Frequently Asked Questions

Advances to Heirs of Estates in Probate

A will is document in which a person (the testator) regulates the rights of others over his property after death. Typically a will spells out a person’s final wishes, including who is to receive what after the person has passed away.

A holographic will is a will that has been entirely handwritten and signed by the person. Normally, a will must be signed by witnesses attesting to the validity of the person’s signature and intent. In some jurisdictions, unwitnessed holographic wills need to meet minimal requirements, such as the following, in order to be probated:

  • There must be evidence that the person actually created the will, which can be proven through the use of witnesses, handwriting experts, or other methods.
  • The person must have had the intellectual capacity to write the will, although there is a presumption that a person had such capacity unless there is evidence to the contrary.
  • The person must be expressing a wish to direct the distribution of his estate to beneficiaries.

A person can only have one official will; if more than one will is made, the latest will is generally taken to be the official last will of the decedent. The probate court is the ultimate authority on which will is the last will of the decedent. If the probate court finds that the will is not valid, then the decedent’s property will be distributed as if no will ever existed (by the intestate laws of the state where probate is taking place).

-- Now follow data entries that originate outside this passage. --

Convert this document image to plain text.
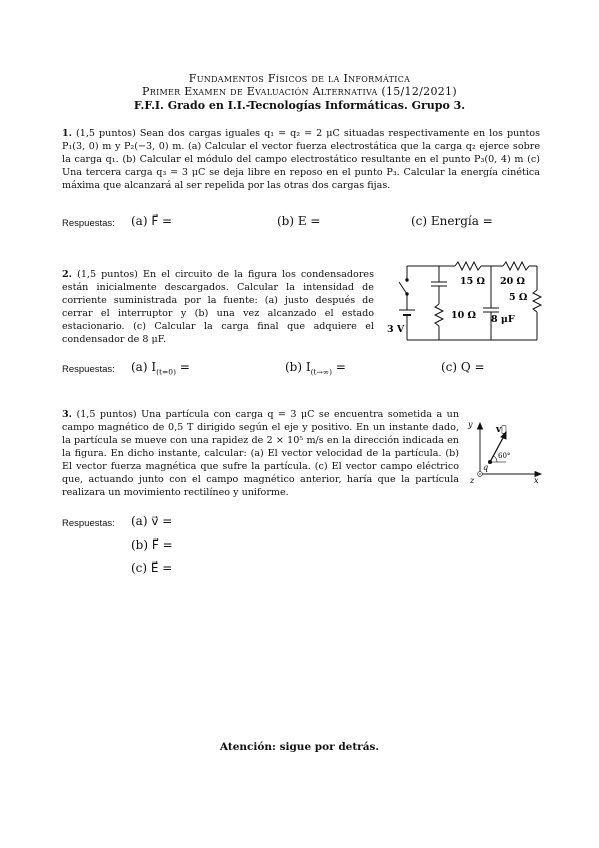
Fundamentos Físicos de la Informática
Primer Examen de Evaluación Alternativa (15/12/2021)
F.F.I. Grado en I.I.-Tecnologías Informáticas. Grupo 3.
1. (1,5 puntos) Sean dos cargas iguales q₁ = q₂ = 2 μC situadas respectivamente en los puntos P₁(3, 0) m y P₂(−3, 0) m. (a) Calcular el vector fuerza electrostática que la carga q₂ ejerce sobre la carga q₁. (b) Calcular el módulo del campo electrostático resultante en el punto P₃(0, 4) m (c) Una tercera carga q₃ = 3 μC se deja libre en reposo en el punto P₃. Calcular la energía cinética máxima que alcanzará al ser repelida por las otras dos cargas fijas.
Respuestas: (a) F⃗ =	(b) E =	(c) Energía =
2. (1,5 puntos) En el circuito de la figura los condensadores están inicialmente descargados. Calcular la intensidad de corriente suministrada por la fuente: (a) justo después de cerrar el interruptor y (b) una vez alcanzado el estado estacionario. (c) Calcular la carga final que adquiere el condensador de 8 μF.
15 Ω 20 Ω
5 Ω
10 Ω 8 μF
3 V
Respuestas: (a) $I_{(t=0)}$ =	(b) $I_{(t\to\infty)}$ =	(c) Q =
3. (1,5 puntos) Una partícula con carga q = 3 μC se encuentra sometida a un campo magnético de 0,5 T dirigido según el eje y positivo. En un instante dado, la partícula se mueve con una rapidez de 2 × 10⁵ m/s en la dirección indicada en la figura. En dicho instante, calcular: (a) El vector velocidad de la partícula. (b) El vector fuerza magnética que sufre la partícula. (c) El vector campo eléctrico que, actuando junto con el campo magnético anterior, haría que la partícula realizara un movimiento rectilíneo y uniforme.
y
x
z
v⃗
q
60°
Respuestas: (a) v⃗ =
(b) F⃗ =
(c) E⃗ =
Atención: sigue por detrás.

A will can be challenged primarily on the following grounds, among others: the person was not of sound mind or body when the will was made; that the will is forged; that there is a later will than the one in question; undue influence.

Challenging a will is a very serious matter. A challenge should be made only if the person challenging has solid evidence that the will in question is not valid.

Probate is the judicial process whereby a will is “proved” in a court of law and accepted as a valid public document that is the true last testament of the deceased, or whereby the estate is settled according to the laws of intestacy in the state of residence [or real property] of the deceased at time of death in the absence of a legal will.

A living will provides instructions in case someone becomes incapacitated and is unable to direct their own health care decisions. Living wills do not dispose of property nor are they subject to probate – they are a separate entity that spells out a person’s wishes for their care in the event that they cannot express their decisions.

A codicil is a document that amends, rather than replaces, a previously executed will. Amendments made by codicil may only add or revoke a few small provisions, or they may completely change the majority of the provisions of the original will. Each codicil must contain the same legal requirements as the original will, such as the signatures of the person and two or three disinterested witnesses. Codicils should be clearly labeled as such to avoid confusion as to whether or not the codicil is in fact a whole new will.

A specific bequest is a gift that is made by a person for a particular heir. An example is a line in a will that states something along the lines of “$100,000 to my nephew Steven.” Specific bequests are given priority and are satisfied before the residuary estate is distributed.

The residuary estate is what is left over after the decedent’s debts, probate expenses, and specific bequests have been satisfied. Normally a will provides for the residuary (left-over) estate to be divided among named individuals.